My first recession

    There’s an entire generation going through a recession for the first time.

    Sure, everyone says we need to adapt, and while true, I think the phenomenon in itself – going through a recession for the first time – is a key paradigm shift for all of us first-timers. I’ll try capturing some of it here through my personal experience.

    I was a one-year-old when the Dotcom bubble burst, and I was 9 when the Great Recession started. To be honest, I don’t remember much about those times. I was just a kid wanting the latest Hot Wheels of that time, happily enjoying my innocence and being sad when my parents couldn’t afford it. But I do remember the stories. I remember my parents struggling, mad about some bankers that suddenly disappeared with everyone’s money, and others losing everything. A decade later, I moved to San Francisco, a city known for its creative, ambitious people. It shaped almost everything about me, especially my perspective on startups.

    What I didn’t know was that 2018-2022 San Francisco was pretty unprecedented, a time of infinite abundance. And being early in my career, I wasn’t thinking about why there was such abundance; I just focused on trying to run faster, leveraging what I could. Maybe I’d read here and there that zero interest rates lead to assets like technology being overvalued. But no one seemed to care, so why would I?

    I kept running, increasingly used to playing a game that knew nothing about scarcity. The funny thing is that (almost) everyone gets used to whatever rules of their time. It’s the logical thing to do to leverage market opportunities. The difference, however, is that while I was running the same race, I had no perspective on how it could change. Emotionally, I had no idea what was ahead.

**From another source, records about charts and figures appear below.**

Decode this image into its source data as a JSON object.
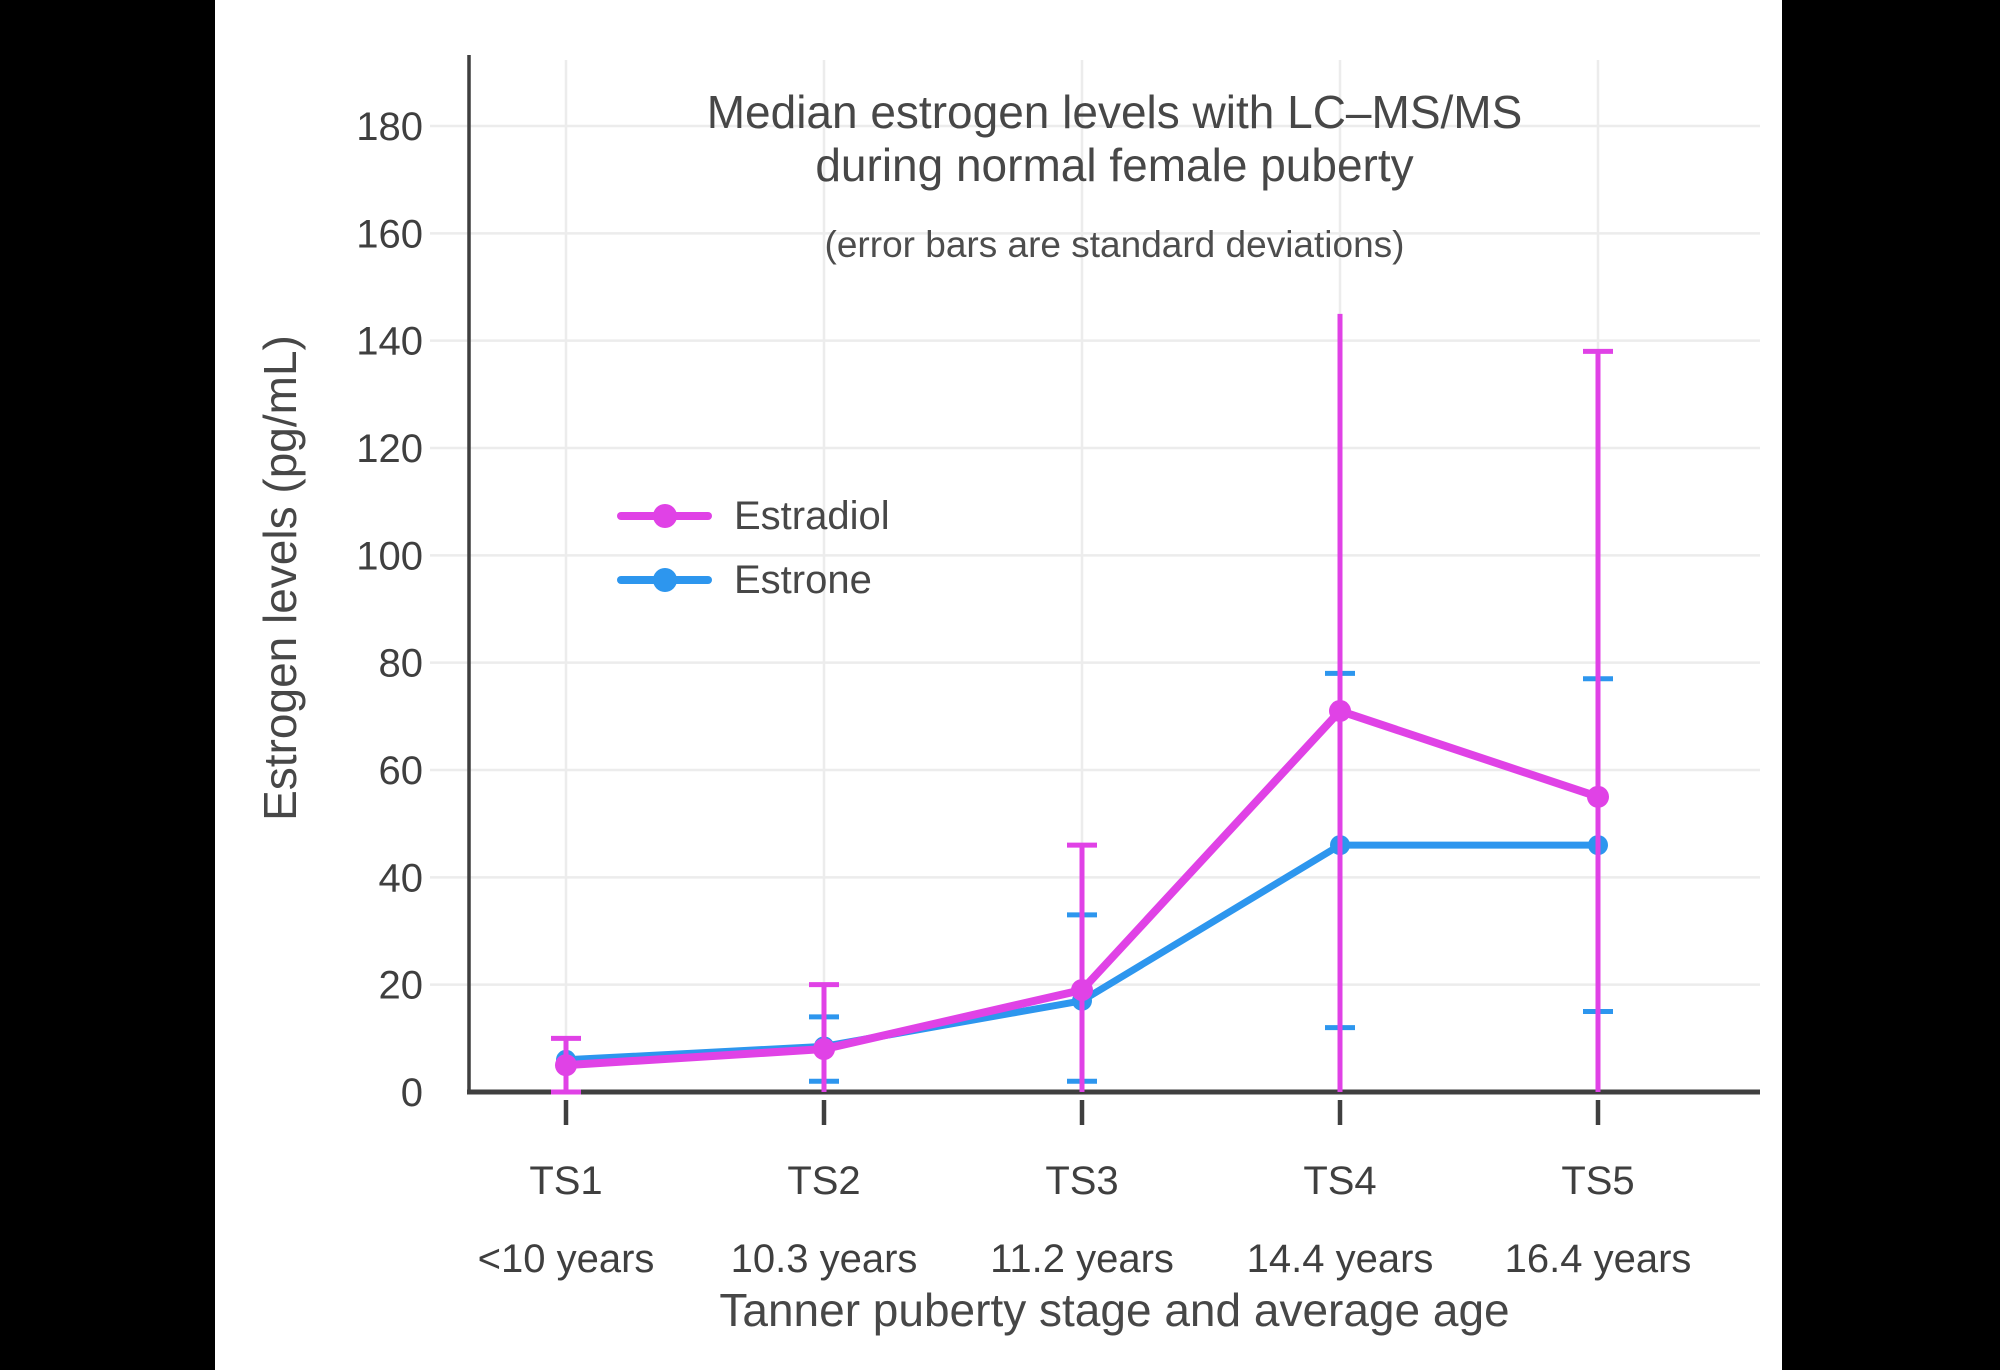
{
  "panel": {
    "outer_bg": "#000000",
    "bg": "#ffffff"
  },
  "chart_data": {
    "type": "line",
    "title_lines": [
      "Median estrogen levels with LC–MS/MS",
      "during normal female puberty"
    ],
    "subtitle": "(error bars are standard deviations)",
    "xlabel": "Tanner puberty stage and average age",
    "ylabel": "Estrogen levels (pg/mL)",
    "categories": [
      {
        "stage": "TS1",
        "age": "<10 years"
      },
      {
        "stage": "TS2",
        "age": "10.3 years"
      },
      {
        "stage": "TS3",
        "age": "11.2 years"
      },
      {
        "stage": "TS4",
        "age": "14.4 years"
      },
      {
        "stage": "TS5",
        "age": "16.4 years"
      }
    ],
    "ylim": [
      0,
      191
    ],
    "yticks": [
      0,
      20,
      40,
      60,
      80,
      100,
      120,
      140,
      160,
      180
    ],
    "grid": true,
    "legend_position": "inside-left",
    "colors": {
      "grid": "#ECECEC",
      "axis": "#3F3F3F",
      "tick_text": "#3F3F3F"
    },
    "series": [
      {
        "name": "Estradiol",
        "color": "#E042E6",
        "line_width": 8,
        "marker_radius": 11,
        "values": [
          5,
          8,
          19,
          71,
          55
        ],
        "error_high": [
          10,
          20,
          46,
          145,
          138
        ],
        "error_low": [
          0,
          0,
          0,
          0,
          0
        ],
        "error_high_cap": [
          true,
          true,
          true,
          false,
          true
        ],
        "error_low_cap": [
          true,
          false,
          false,
          false,
          false
        ]
      },
      {
        "name": "Estrone",
        "color": "#2D96EE",
        "line_width": 7,
        "marker_radius": 10,
        "values": [
          6,
          8.5,
          17,
          46,
          46
        ],
        "error_high": [
          null,
          14,
          33,
          78,
          77
        ],
        "error_low": [
          null,
          2,
          2,
          12,
          15
        ],
        "error_high_cap": [
          false,
          true,
          true,
          true,
          true
        ],
        "error_low_cap": [
          false,
          true,
          true,
          true,
          true
        ]
      }
    ]
  }
}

    Start March 2022, and the Fed increases rates for the first time since 2018. It was the first time I had read news about anything like this. I studied how recessions work, but I had never seen it happen live. Seeing it play out felt different. I knew what people were talking about but didn’t yet understand it. Before I knew it, the rules had changed. Seemingly out of nowhere, everyone started playing a new kind of game.

    The transition was intense. It had taken me years to adjust to San Francisco. The pace of the city and the drive of my peers were inspiring but also daunting. I trained myself to survive first and how to ‘win’ second; by the time I thought I was getting pretty good at it, the world shifted.

    People started saying the bubble was starting to burst, and for a while, everything felt motionless. So many of us were lost in trying to figure out how to move forward; we were on this race, were we now supposed to change speeds? And in what direction? Uncertainty was at its highest.

    I was trying to make sense of a world that was changing in unknown directions. The only thing I knew was that this new world’s driving forces seemed to be different from those before. So, it was pretty clear I had to adapt, but I was trying to figure out how. The 12 months that followed were very uncomfortable. It was a process of self-inspection, trying to figure out all the wrong knowledge that led me to where I was today but which I knew was outdated for years ahead.

    For better or worse, our attention through the last few years was fixated on all the things that come out of abundance. Our role models were starting to feel off. A lack of substance and hard work seemed to have infected our culture, and now that the economy was beginning to deteriorate loudly, all these things were becoming apparent.

    Very quickly, the spotlight started to change. People that had been in the trenches for decades, that knew what a recession felt like, were now having a louder voice, trying to warn all of us that were about to face the same fate.

    This shift in attention was starting to feel inspiring. Online voices play a massive role in how the newer generations turn out; we might be smart, incredibly driven, and more courageous, but our biggest weakness is that we lack perspective. It’s hard to recognize how I should evolve if the spotlight never sheds light in new directions. Now it has.

    The spotlight was on the wrong people, the loud people, full of noise people. We grew to believe that scammers were the talent we had to learn from. Now we were starting to see some of those stories play out, and the playing field was starting to become more honest. This was an important reminder. There’s nothing worse than thinking that hard work and consistency don’t matter. That there are easier, faster ways to succeed under capitalism.

    I think 2022 will be remembered as the year that made us wiser. It forced me to evaluate everything I thought I knew, adapting to a new environment that seemed so hostile at first but now I’m starting to understand. I won’t lie, though; sometimes, I am deeply scared. Again, I grew up with stories of people losing everything. What if I’m one of those? I can only hope I won’t.

    There are certainly tough times ahead, but they are also exciting. There’s something beautiful in being recession first-timers; times like this force you to understand the kind of person you want to be, to grow up. Now we get to decide if we keep the same pace, slow down, or increase it, diving deeper.